Whenever I think of the greatest obstacles to evangelization, I always think of the lack of unity among Christians. For whatever reasons, Christians seem to enjoy drawing lines between their group and others that don’t naturally exist. We scrutinize the gospel down to the dots over the ‘i’s and rage against each other over the smallest differences. We find a minor flaw in an individual’s personality and we call it fatal. We get our feelings hurt inadvertently and vow to never forgive.
Call me naive, but I just don’t get it. Given the size of the task at hand and the fact that the harvest is plenty and the workers are few, doesn’t it make sense that we would all strive to work together for the spirit of the Great Commission? Wouldn’t we be wise to set aside the criticism of any differences that are not crucial to the gospel message and work together for the task the Lord has asked us to do? Could we be a little more graceful when dealing with the shortcomings of our brothers and sisters in Christ?
I have had the privilege of working with ministries where minor differences are set aside for the sake of the gospel and I have had the shame of participating on a mission where neither my group nor the group we were conflicted with could get past our differences and thus created a very uncomfortable experience for everyone involved. I have seen how hard feelings have grown out of simple misunderstandings and have a profoundly negative effect on the credibility of the gospel. If Christians can’t love one another with the love of Jesus, then how are we any different than the world?
And yet as I consider the simplicity of the problem, I realize the magnitude of the solution. We are all unique, and uniquely broken, individuals. Jesus doesn’t always fix what’s wrong with us; in many cases He just loves us for who we are and asks us to do the same for each other. The trouble is we rarely do this as well as the example He set for us.
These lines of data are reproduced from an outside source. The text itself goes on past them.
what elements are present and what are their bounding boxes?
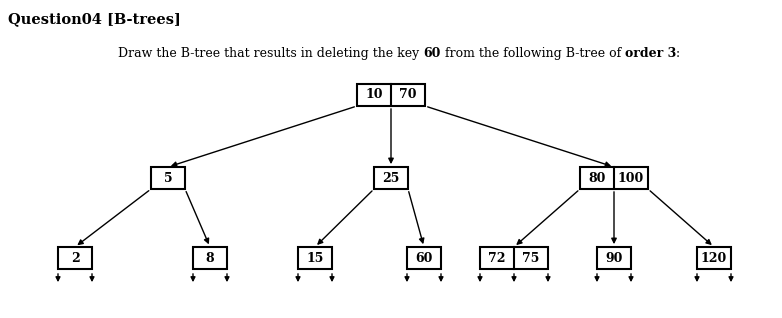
Bar xyxy=(298,247,332,269)
Bar xyxy=(193,247,227,269)
Text: 8: 8 xyxy=(206,252,214,265)
Text: 120: 120 xyxy=(701,252,727,265)
Text: Question04 [B-trees]: Question04 [B-trees] xyxy=(8,12,181,26)
Text: 60: 60 xyxy=(423,47,440,60)
Bar xyxy=(58,247,92,269)
Text: 15: 15 xyxy=(307,252,324,265)
Bar xyxy=(374,167,408,189)
Text: 60: 60 xyxy=(415,252,432,265)
Bar xyxy=(580,167,648,189)
Bar xyxy=(407,247,441,269)
Text: 5: 5 xyxy=(163,171,172,184)
Bar xyxy=(597,247,631,269)
Text: 80: 80 xyxy=(588,171,606,184)
Bar xyxy=(151,167,185,189)
Bar xyxy=(480,247,548,269)
Bar xyxy=(697,247,731,269)
Text: 75: 75 xyxy=(522,252,540,265)
Text: Draw the B-tree that results in deleting the key: Draw the B-tree that results in deleting… xyxy=(118,47,423,60)
Text: from the following B-tree of: from the following B-tree of xyxy=(440,47,625,60)
Bar xyxy=(357,84,425,106)
Text: 90: 90 xyxy=(605,252,622,265)
Text: 10: 10 xyxy=(365,88,382,101)
Text: order 3: order 3 xyxy=(625,47,676,60)
Text: 72: 72 xyxy=(488,252,506,265)
Text: 70: 70 xyxy=(400,88,417,101)
Text: 100: 100 xyxy=(618,171,644,184)
Text: 2: 2 xyxy=(70,252,80,265)
Text: :: : xyxy=(676,47,680,60)
Text: 25: 25 xyxy=(382,171,400,184)
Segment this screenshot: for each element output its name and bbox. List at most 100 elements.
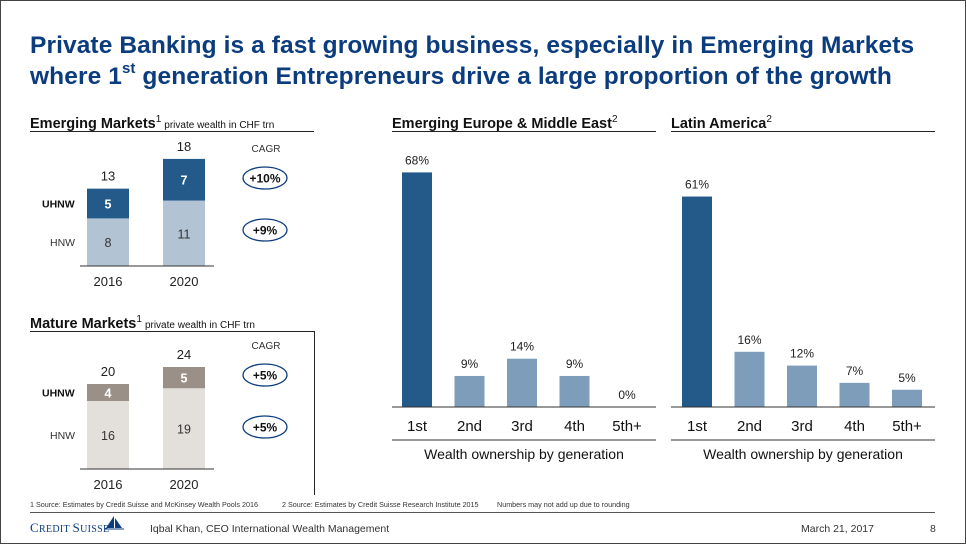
- hnw-row-label: HNW: [50, 237, 75, 249]
- uhnw-value-label-2016: 4: [105, 387, 112, 401]
- title-superscript: st: [121, 60, 136, 77]
- emerging-markets-title: Emerging Markets: [30, 116, 156, 132]
- footer-rule: [30, 512, 935, 513]
- europe-rule: [392, 131, 656, 132]
- footnote-1: 1 Source: Estimates by Credit Suisse and…: [30, 500, 258, 509]
- title-line-2-start: where 1: [30, 63, 122, 90]
- mature-markets-rule: [30, 331, 314, 332]
- slide-title: Private Banking is a fast growing busine…: [30, 30, 940, 92]
- hnw-value-label-2020: 11: [178, 227, 191, 241]
- cagr-uhnw-oval: [242, 363, 288, 387]
- generation-value-label-2nd: 9%: [461, 357, 479, 371]
- hnw-value-label-2016: 8: [105, 236, 112, 250]
- uhnw-value-label-2016: 5: [105, 198, 112, 212]
- logo-uisse: UISSE: [80, 524, 110, 535]
- footnote-3: Numbers may not add up due to rounding: [497, 500, 630, 509]
- uhnw-bar-2016: [87, 188, 129, 219]
- cagr-hnw-value: +5%: [253, 421, 278, 435]
- latam-title: Latin America: [671, 116, 767, 132]
- hnw-row-label: HNW: [50, 430, 75, 442]
- credit-suisse-logo: CREDIT SUISSE: [30, 520, 109, 536]
- generation-category-label-1st: 1st: [687, 418, 708, 435]
- mature-markets-side-rule: [314, 331, 315, 495]
- title-line-2-end: generation Entrepreneurs drive a large p…: [135, 63, 892, 90]
- logo-s: S: [72, 520, 81, 535]
- generation-category-label-5th+: 5th+: [892, 418, 922, 435]
- cagr-hnw-oval: [242, 218, 288, 242]
- latam-rule: [671, 131, 935, 132]
- hnw-bar-2016: [87, 218, 129, 266]
- category-label-2020: 2020: [170, 477, 199, 492]
- x-axis-title: Wealth ownership by generation: [424, 446, 624, 462]
- cagr-uhnw-value: +5%: [253, 369, 278, 383]
- generation-value-label-5th+: 5%: [898, 371, 916, 385]
- europe-heading: Emerging Europe & Middle East2: [392, 114, 618, 132]
- generation-bar-1st: [402, 172, 432, 407]
- mature-markets-heading: Mature Markets1private wealth in CHF trn: [30, 314, 255, 332]
- uhnw-row-label: UHNW: [42, 388, 75, 400]
- generation-value-label-2nd: 16%: [737, 333, 761, 347]
- generation-bar-5th+: [892, 389, 922, 407]
- mature-markets-sup: 1: [136, 314, 142, 325]
- hnw-bar-2020: [163, 388, 205, 469]
- generation-value-label-4th: 7%: [846, 364, 864, 378]
- hnw-value-label-2016: 16: [101, 429, 115, 443]
- total-label-2020: 18: [177, 139, 191, 154]
- generation-category-label-2nd: 2nd: [457, 418, 482, 435]
- europe-sup: 2: [611, 114, 618, 125]
- generation-bar-2nd: [734, 351, 765, 407]
- generation-value-label-4th: 9%: [566, 357, 584, 371]
- emerging-markets-subtitle: private wealth in CHF trn: [164, 120, 275, 131]
- sails-logo-icon: [105, 516, 124, 530]
- presenter: Iqbal Khan, CEO International Wealth Man…: [150, 523, 390, 535]
- logo-redit: REDIT: [38, 524, 73, 535]
- uhnw-value-label-2020: 5: [181, 372, 188, 386]
- emerging-markets-sup: 1: [155, 114, 162, 125]
- total-label-2016: 13: [101, 169, 115, 184]
- category-label-2016: 2016: [94, 477, 123, 492]
- uhnw-bar-2020: [163, 367, 205, 389]
- total-label-2020: 24: [177, 347, 191, 362]
- emerging-markets-heading: Emerging Markets1private wealth in CHF t…: [30, 114, 274, 132]
- hnw-bar-2020: [163, 200, 205, 266]
- generation-value-label-5th+: 0%: [618, 388, 636, 402]
- latam-sup: 2: [766, 114, 772, 125]
- cagr-hnw-oval: [242, 415, 288, 439]
- title-line-1: Private Banking is a fast growing busine…: [30, 32, 915, 59]
- generation-bar-4th: [559, 375, 590, 407]
- presentation-date: March 21, 2017: [801, 523, 874, 535]
- category-label-2020: 2020: [170, 274, 199, 289]
- category-label-2016: 2016: [94, 274, 123, 289]
- uhnw-bar-2016: [87, 384, 129, 401]
- generation-bar-3rd: [787, 365, 817, 407]
- total-label-2016: 20: [101, 364, 115, 379]
- europe-title: Emerging Europe & Middle East: [392, 116, 612, 132]
- uhnw-value-label-2020: 7: [181, 174, 188, 188]
- cagr-hnw-value: +9%: [253, 224, 278, 238]
- generation-bar-4th: [839, 382, 870, 407]
- cagr-header: CAGR: [252, 341, 281, 352]
- generation-category-label-2nd: 2nd: [737, 418, 762, 435]
- mature-markets-title: Mature Markets: [30, 316, 137, 332]
- hnw-bar-2016: [87, 401, 129, 469]
- footnote-2: 2 Source: Estimates by Credit Suisse Res…: [282, 500, 479, 509]
- uhnw-bar-2020: [163, 158, 205, 201]
- generation-category-label-3rd: 3rd: [511, 418, 533, 435]
- logo-c: C: [30, 520, 39, 535]
- generation-category-label-4th: 4th: [844, 418, 865, 435]
- generation-category-label-1st: 1st: [407, 418, 428, 435]
- title-line-2: where 1st generation Entrepreneurs drive…: [30, 61, 940, 92]
- page-number: 8: [930, 523, 936, 535]
- hnw-value-label-2020: 19: [177, 423, 191, 437]
- generation-value-label-1st: 68%: [405, 153, 429, 167]
- uhnw-row-label: UHNW: [42, 199, 75, 211]
- generation-category-label-5th+: 5th+: [612, 418, 642, 435]
- generation-bar-3rd: [507, 358, 537, 407]
- generation-bar-2nd: [454, 375, 485, 407]
- generation-bar-1st: [682, 196, 712, 407]
- generation-value-label-3rd: 14%: [510, 340, 534, 354]
- x-axis-title: Wealth ownership by generation: [703, 446, 903, 462]
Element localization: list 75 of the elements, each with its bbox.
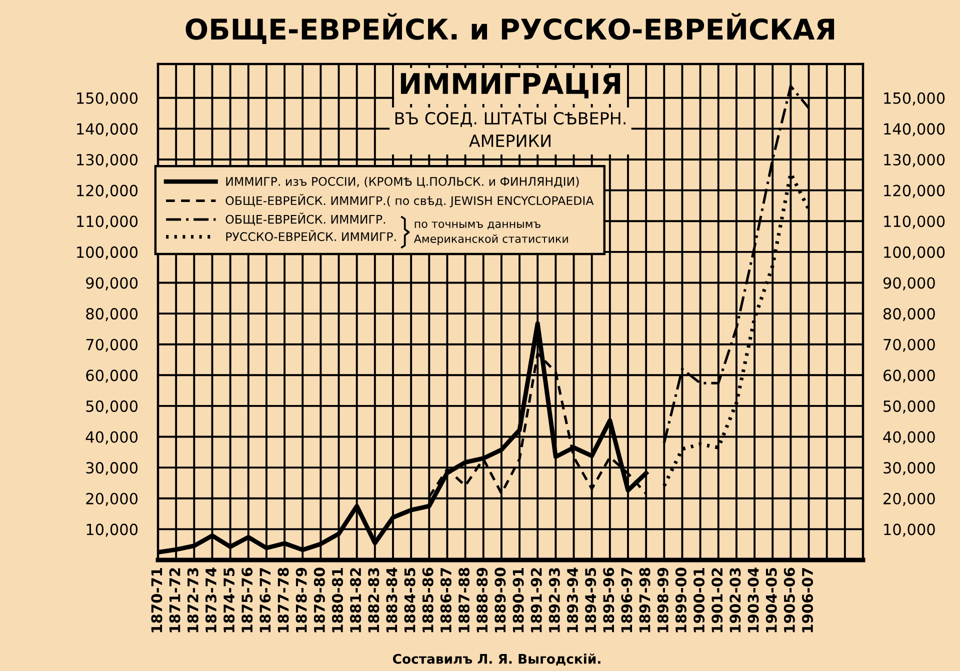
y-tick-label: 90,000 <box>86 277 138 290</box>
y-tick-label: 130,000 <box>77 154 138 168</box>
legend-label: РУССКО-ЕВРЕЙСК. ИММИГР. <box>226 230 396 242</box>
x-tick-label: 1877-78 <box>278 568 289 632</box>
y-tick-label: 100,000 <box>77 246 138 260</box>
x-tick-label: 1885-86 <box>422 568 434 632</box>
x-tick-label: 1904-05 <box>766 568 777 632</box>
y2-tick-label: 40,000 <box>883 431 935 444</box>
y2-tick-label: 80,000 <box>883 308 935 322</box>
y-tick-label: 10,000 <box>86 524 138 537</box>
x-tick-label: 1890-91 <box>512 568 524 632</box>
x-tick-label: 1882-83 <box>368 568 380 632</box>
chart-title: ОБЩЕ-ЕВРЕЙСК. и РУССКО-ЕВРЕЙСКАЯ ИММИГРАЦІЯ <box>186 13 834 98</box>
x-tick-label: 1897-98 <box>639 568 650 632</box>
x-tick-label: 1881-82 <box>350 568 362 632</box>
x-tick-label: 1880-81 <box>332 568 343 632</box>
legend-label: ОБЩЕ-ЕВРЕЙСК. ИММИГР.( по свѣд. JEWISH ENCYCLOPAEDIA <box>226 194 594 208</box>
y-tick-label: 70,000 <box>86 338 138 352</box>
y-tick-label: 50,000 <box>86 400 138 414</box>
x-tick-label: 1905-06 <box>784 568 795 632</box>
x-tick-label: 1888-89 <box>476 568 488 632</box>
y-tick-label: 140,000 <box>77 123 138 136</box>
annotation: по точнымъ даннымъ Американской статистики <box>414 222 568 246</box>
y2-tick-label: 120,000 <box>884 184 945 198</box>
x-tick-label: 1906-07 <box>802 568 813 632</box>
x-tick-label: 1892-93 <box>548 568 560 632</box>
y2-tick-label: 70,000 <box>884 338 935 352</box>
y-tick-label: 80,000 <box>86 308 138 322</box>
x-tick-label: 1889-90 <box>494 568 506 632</box>
y2-tick-label: 150,000 <box>884 92 945 106</box>
y2-tick-label: 30,000 <box>884 462 935 476</box>
x-tick-label: 1886-87 <box>440 568 452 632</box>
x-tick-label: 1872-73 <box>187 568 198 632</box>
y2-tick-label: 140,000 <box>884 123 945 136</box>
x-tick-label: 1900-01 <box>694 568 705 632</box>
y-tick-label: 40,000 <box>86 431 138 444</box>
y-tick-label: 150,000 <box>77 92 138 106</box>
x-tick-label: 1902-03 <box>730 568 741 632</box>
text: ВЪ СОЕД. ШТАТЫ СѢВЕРН. АМЕРИКИ <box>395 112 626 147</box>
x-tick-label: 1875-76 <box>242 568 253 632</box>
x-tick-label: 1895-96 <box>603 568 614 632</box>
y2-tick-label: 130,000 <box>884 154 945 168</box>
x-tick-label: 1878-79 <box>296 568 307 632</box>
x-tick-label: 1901-02 <box>712 568 723 632</box>
y2-tick-label: 90,000 <box>883 277 935 290</box>
x-tick-label: 1870-71 <box>151 568 162 632</box>
x-tick-label: 1883-84 <box>386 568 398 632</box>
x-tick-label: 1896-97 <box>621 568 632 632</box>
x-tick-label: 1874-75 <box>224 568 235 632</box>
text: Составилъ Л. Я. Выгодскій. <box>392 654 600 666</box>
y-tick-label: 120,000 <box>77 184 138 198</box>
x-tick-label: 1871-72 <box>169 568 180 632</box>
y-tick-label: 30,000 <box>86 462 138 476</box>
y-tick-label: 110,000 <box>77 216 138 229</box>
legend-label: ОБЩЕ-ЕВРЕЙСК. ИММИГР. <box>226 212 386 226</box>
y2-tick-label: 20,000 <box>884 492 935 506</box>
y2-tick-label: 10,000 <box>884 524 935 537</box>
x-tick-label: 1899-00 <box>675 568 686 632</box>
x-tick-label: 1887-88 <box>458 568 470 632</box>
y2-tick-label: 100,000 <box>884 246 945 260</box>
x-tick-label: 1893-94 <box>566 568 578 632</box>
x-tick-label: 1873-74 <box>205 568 216 632</box>
x-tick-label: 1898-99 <box>657 568 668 632</box>
y2-tick-label: 50,000 <box>884 400 935 414</box>
y2-tick-label: 60,000 <box>884 370 935 383</box>
y2-tick-label: 110,000 <box>884 216 945 229</box>
x-tick-label: 1879-80 <box>314 568 325 632</box>
legend-label: ИММИГР. изъ РОССІИ, (КРОМѢ Ц.ПОЛЬСК. и ФИНЛЯНДІИ) <box>226 176 579 188</box>
x-tick-label: 1876-77 <box>260 568 271 632</box>
x-tick-label: 1891-92 <box>530 568 542 632</box>
x-tick-label: 1884-85 <box>404 568 416 632</box>
y-tick-label: 20,000 <box>86 492 138 506</box>
x-tick-label: 1894-95 <box>585 568 596 632</box>
y-tick-label: 60,000 <box>86 370 138 383</box>
x-tick-label: 1903-04 <box>748 568 759 632</box>
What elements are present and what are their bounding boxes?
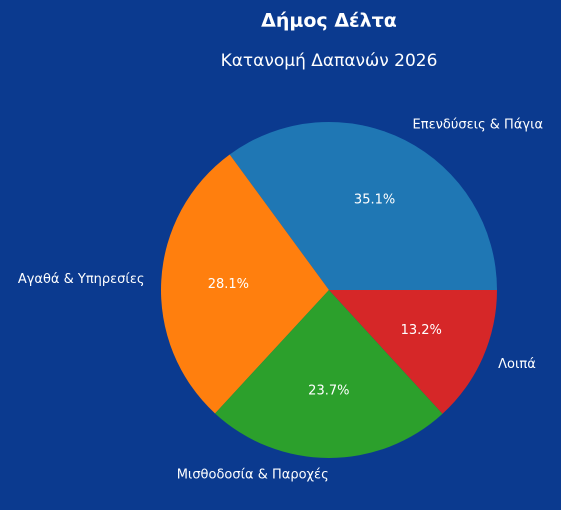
slice-label: Μισθοδοσία & Παροχές [177, 467, 329, 482]
value-label: 28.1% [208, 277, 249, 292]
slice-label: Επενδύσεις & Πάγια [413, 118, 544, 133]
chart-title: Δήμος Δέλτα [261, 10, 397, 32]
slice-label: Λοιπά [498, 357, 536, 372]
value-label: 13.2% [401, 323, 442, 338]
pie-slice [229, 122, 497, 290]
pie-slice [329, 290, 497, 414]
slice-label: Αγαθά & Υπηρεσίες [18, 272, 145, 287]
pie-slice [215, 290, 443, 459]
value-label: 23.7% [308, 383, 349, 398]
chart-subtitle: Κατανομή Δαπανών 2026 [221, 51, 438, 71]
pie-slice [160, 154, 329, 414]
value-label: 35.1% [354, 193, 395, 208]
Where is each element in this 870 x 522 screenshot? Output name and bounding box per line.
I know when someone has a personality or a habit that annoys me, I can be very judgmental about them. Not in front of them, of course, but behind their backs, gossiping with other people who share my annoyance. But what we may view as innocent talk in secret often leads to hurt feelings, and hurt feelings lead to divisions between groups and divisions between groups create disunity in the church. And when we are responsible for creating disunity in the church, what we are really doing is tearing the body of Christ limb from limb. I’m sorry that isn’t a pleasant image, but it is what it is.
As I was skimming through Francis Chan’s blog recently, I found that he was considering the same issue of unity in the body of Christ. And I was surprised and slightly disheartened to learn that he had found no solution for the problem either. But what did give me a glimmer of hope was the Scripture that Francis found that convicted him this was not a problem we could simply dismiss:
14 For he himself is our peace, who has made us both one and has broken down in his flesh the dividing wall of hostility 15 by abolishing the law of commandments expressed in ordinances, that he might create in himself one new man in place of the two, so making peace, 16 and might reconcile us both to God in one body through the cross, thereby killing the hostility. 17 And he came and preached peace to you who were far off and peace to those who were near. 18 For through him we both have access in one Spirit to the Father. 19 So then you are no longer strangers and aliens, but you are fellow citizens with the saints and members of the household of God, 20 built on the foundation of the apostles and prophets, Christ Jesus himself being the cornerstone, 21 in whom the whole structure, being joined together, grows into a holy temple in the Lord. 22 In him you also are being built together into a dwelling place for God by the Spirit. -Ephesians 2:14-22
This passage makes it clear that Jesus died on the cross not just for the sake of our sins, but for the sake of unifying people of different nationalities, cultures, languages, and personalities as one body of Christ. Unity isn’t supposed to be pleasant side effect of Jesus’s sacrifice; it is a motivation for His sacrifice.
I believe if we understand the importance Christ placed on unity in the church in full, we would not be so flippant about the things we say about others behind their backs or so casual about rolling our eyes when someone makes a comment we don’t agree with. We would treat each other with much more grace and sincerity. And that would at least be a start, wouldn’t it? We may not conquer the problem of disunity in the body of Christ, but we can certainly stop contributing to it.